Alat baru menjadi bernilai ketika digunakan bersama kompetensi tersebut. Tanpa pemahaman bidang, kemampuan menjalankan AI belum cukup untuk menunjukkan bahwa seseorang mampu mengambil keputusan yang tepat dalam pekerjaannya.
Dari sini, keterampilan AI dapat dibaca sebagai salah satu sinyal kesiapan beradaptasi dengan perubahan alat dan alur kerja. Bahan yang tersedia, bagaimanapun, belum menjelaskan bagaimana perusahaan menguji kemampuan itu atau standar apa yang mereka gunakan dalam seleksi.
Sinyal serupa telah muncul dalam survei perekrutan pada 2024. Menurut lpaparan Microsoft dan LinkedIn, 69% pemimpin perusahaan di Indonesia mengatakan tidak akan merekrut kandidat tanpa keterampilan AI. Sebanyak 76% disebut lebih memilih kandidat yang kurang berpengalaman tetapi memiliki keterampilan AI dibandingkan kandidat lebih berpengalaman tanpa kemampuan tersebut.
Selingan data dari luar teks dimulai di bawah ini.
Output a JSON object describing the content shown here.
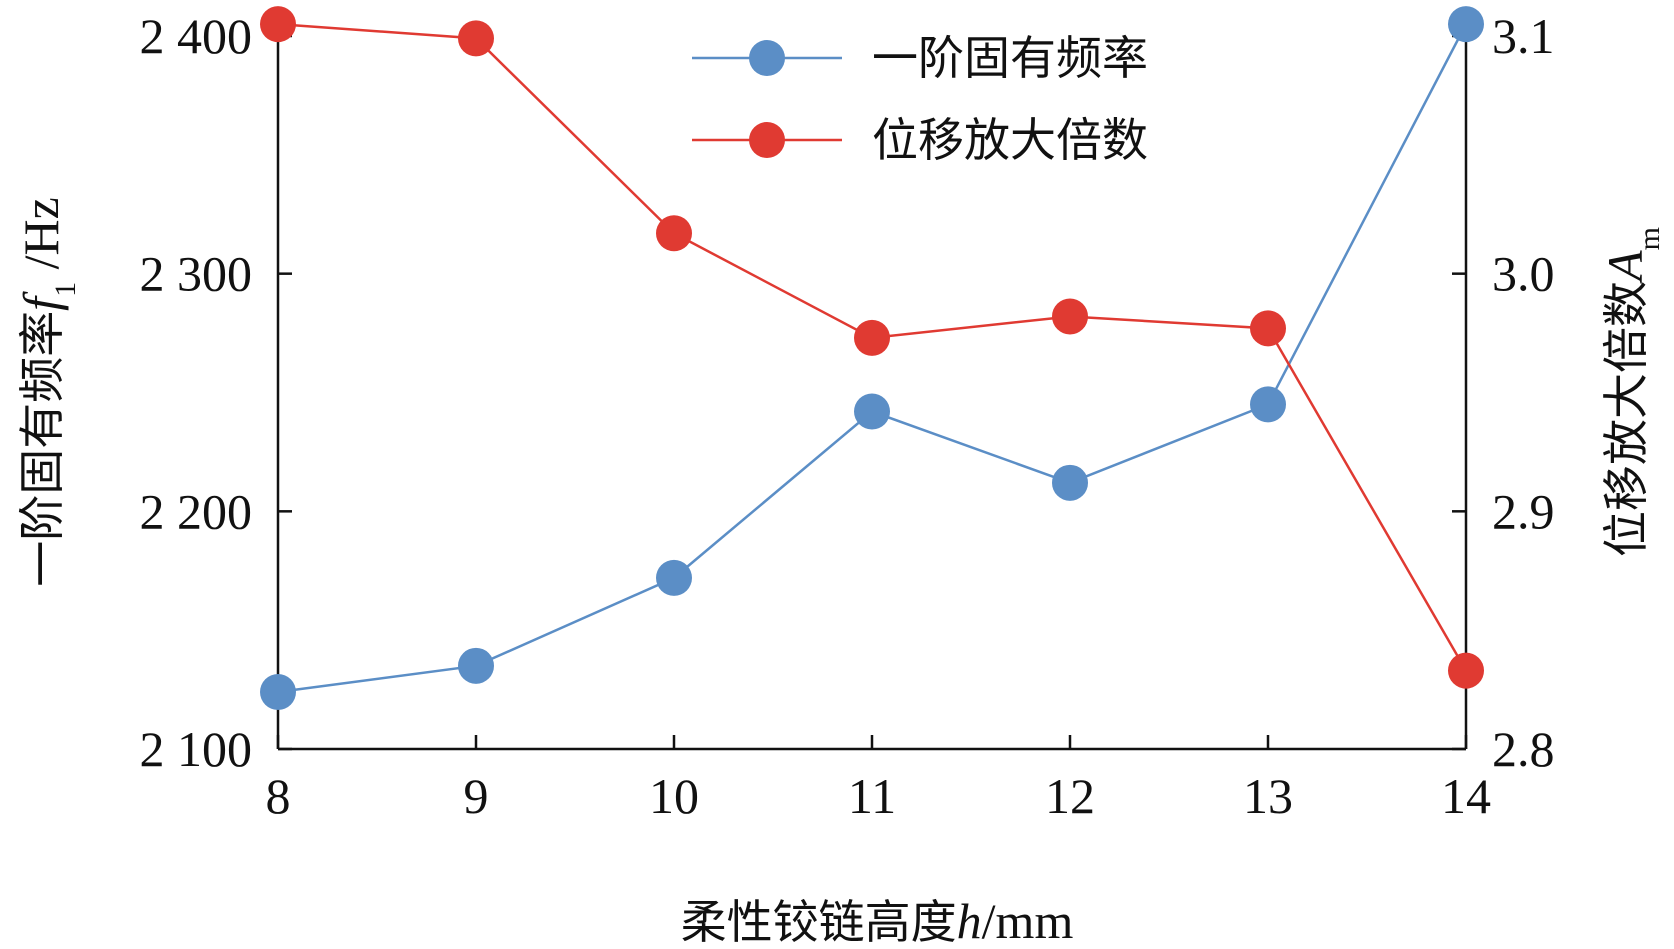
{
  "chart_data": {
    "type": "line",
    "x": [
      8,
      9,
      10,
      11,
      12,
      13,
      14
    ],
    "xlim": [
      8,
      14
    ],
    "xticks": [
      "8",
      "9",
      "10",
      "11",
      "12",
      "13",
      "14"
    ],
    "xlabel": {
      "prefix": "柔性铰链高度",
      "var": "h",
      "suffix": "/mm"
    },
    "ylabel_left": {
      "prefix": "一阶固有频率",
      "var": "f",
      "sub": "1",
      "suffix": " /Hz"
    },
    "ylabel_right": {
      "prefix": "位移放大倍数",
      "var": "A",
      "sub": "m"
    },
    "ylim_left": [
      2100,
      2400
    ],
    "yticks_left": [
      {
        "value": 2100,
        "label": "2 100"
      },
      {
        "value": 2200,
        "label": "2 200"
      },
      {
        "value": 2300,
        "label": "2 300"
      },
      {
        "value": 2400,
        "label": "2 400"
      }
    ],
    "ylim_right": [
      2.8,
      3.1
    ],
    "yticks_right": [
      {
        "value": 2.8,
        "label": "2.8"
      },
      {
        "value": 2.9,
        "label": "2.9"
      },
      {
        "value": 3.0,
        "label": "3.0"
      },
      {
        "value": 3.1,
        "label": "3.1"
      }
    ],
    "series": [
      {
        "name": "一阶固有频率",
        "axis": "left",
        "color": "#5b8ec6",
        "values": [
          2124,
          2135,
          2172,
          2242,
          2212,
          2245,
          2405
        ]
      },
      {
        "name": "位移放大倍数",
        "axis": "right",
        "color": "#e03a32",
        "values": [
          3.105,
          3.099,
          3.017,
          2.973,
          2.982,
          2.977,
          2.833
        ]
      }
    ],
    "legend_position": "top-right",
    "grid": false
  }
}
Dalam hasil globalnya, Work Trend Index 2024 menemukan pola yang searah: 66% pemimpin mengatakan tidak akan merekrut orang tanpa keterampilan AI, sedangkan 71 persen lebih memilih kandidat kurang berpengalaman yang memiliki kemampuan AI. Survei global itu melibatkan 31.000 pekerja pengetahuan di 31 pasar, termasuk Indonesia.
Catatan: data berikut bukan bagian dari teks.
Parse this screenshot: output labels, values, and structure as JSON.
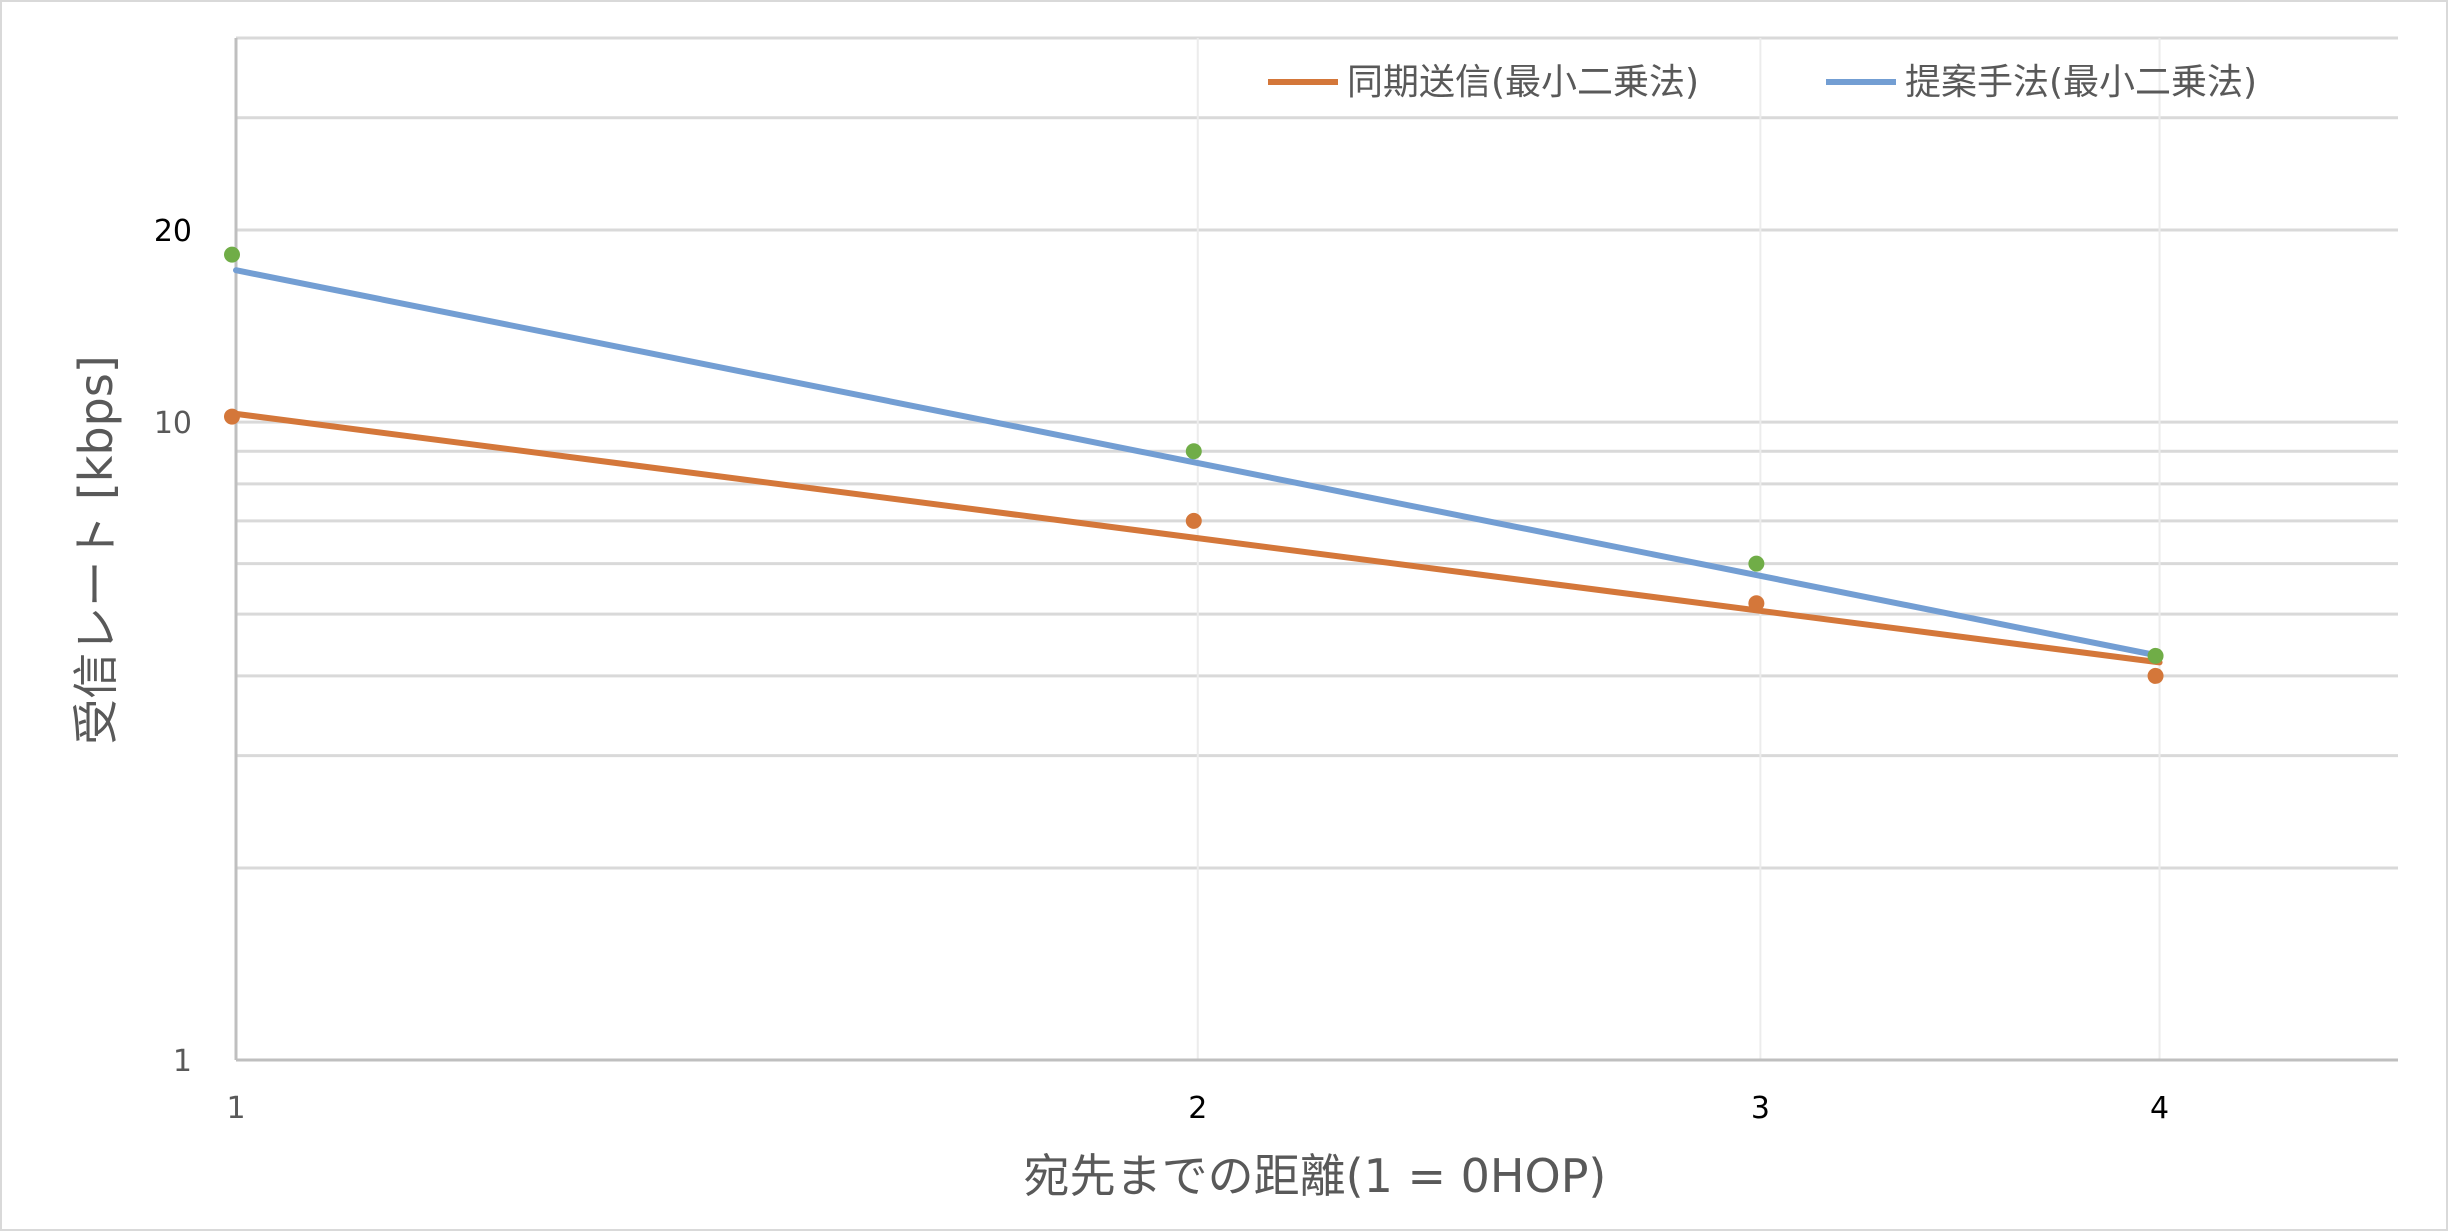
{
  "chart_data": {
    "type": "scatter",
    "xscale": "log",
    "yscale": "log",
    "xlabel": "宛先までの距離(1 = 0HOP)",
    "ylabel": "受信レート [kbps]",
    "xlim": [
      1,
      4.75
    ],
    "ylim": [
      1,
      40
    ],
    "x_ticks": [
      "1",
      "2",
      "3",
      "4"
    ],
    "y_ticks": [
      "1",
      "10",
      "20"
    ],
    "grid": true,
    "legend_position": "top-right",
    "colors": {
      "orange": "#d4773a",
      "blue": "#739ed3",
      "marker_green": "#70ad47",
      "grid": "#d9d9d9",
      "axis": "#bfbfbf"
    },
    "points": [
      {
        "name": "",
        "color": "#d4773a",
        "x": [
          1,
          2,
          3,
          4
        ],
        "y": [
          10.2,
          7.0,
          5.2,
          4.0
        ]
      },
      {
        "name": "",
        "color": "#70ad47",
        "x": [
          1,
          2,
          3,
          4
        ],
        "y": [
          18.3,
          9.0,
          6.0,
          4.3
        ]
      }
    ],
    "series": [
      {
        "name": "同期送信(最小二乗法)",
        "color": "#d4773a",
        "x": [
          1,
          4
        ],
        "y": [
          10.3,
          4.2
        ]
      },
      {
        "name": "提案手法(最小二乗法)",
        "color": "#739ed3",
        "x": [
          1,
          4
        ],
        "y": [
          17.3,
          4.3
        ]
      }
    ]
  }
}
Laporan Mercer | Mettl pada tahun yang sama juga menyebut 75% perusahaan responden di Indonesia menganggap AI penting dalam proses perekrutan. Survei tersebut dilakukan terhadap lebih dari 750 profesional SDM dari lebih dari 20 industri.
Angka-angka tersebut menunjukkan perhatian perekrut terhadap keterampilan AI, tetapi bukan gambaran menyeluruh mengenai seluruh lowongan kerja di Indonesia pada 2026. Survei merekam sikap dan prioritas responden. Data itu belum menunjukkan seberapa sering keterampilan AI benar-benar diuji atau seberapa besar pengaruhnya terhadap keputusan akhir perekrutan.
Masuknya AI ke dalam pembicaraan rekrutmen tidak mengurangi pentingnya kemampuan lain. Yassierli menekankan perlunya menyeimbangkan keterampilan AI dengan berpikir kritis, komunikasi, kolaborasi, pemecahan masalah, empati, dan pengambilan keputusan.
Penekanan tersebut membuat makna keterampilan AI menjadi lebih spesifik. Nilainya tidak berhenti pada kemampuan membuka alat atau mencantumkan nama aplikasi di dalam CV. Keterampilan itu menjadi lebih relevan ketika terhubung dengan kompetensi bidang dan tetap disertai penilaian profesional.
Perubahan yang terlihat bukan penggantian kompetensi lama oleh satu kemampuan baru. Rekrutmen mulai menambahkan pertanyaan lain: selain mampu mengerjakan tugas, apakah kandidat juga siap bekerja dengan alat yang mengubah cara tugas tersebut diselesaikan?
Sumber yang tersedia belum cukup untuk menyebut pertanyaan itu telah menjadi standar di seluruh perusahaan. Namun, ketika kompetensi dasar antarkandidat relatif sebanding, kemampuan menggunakan AI mulai mendapat tempat sebagai salah satu pembeda.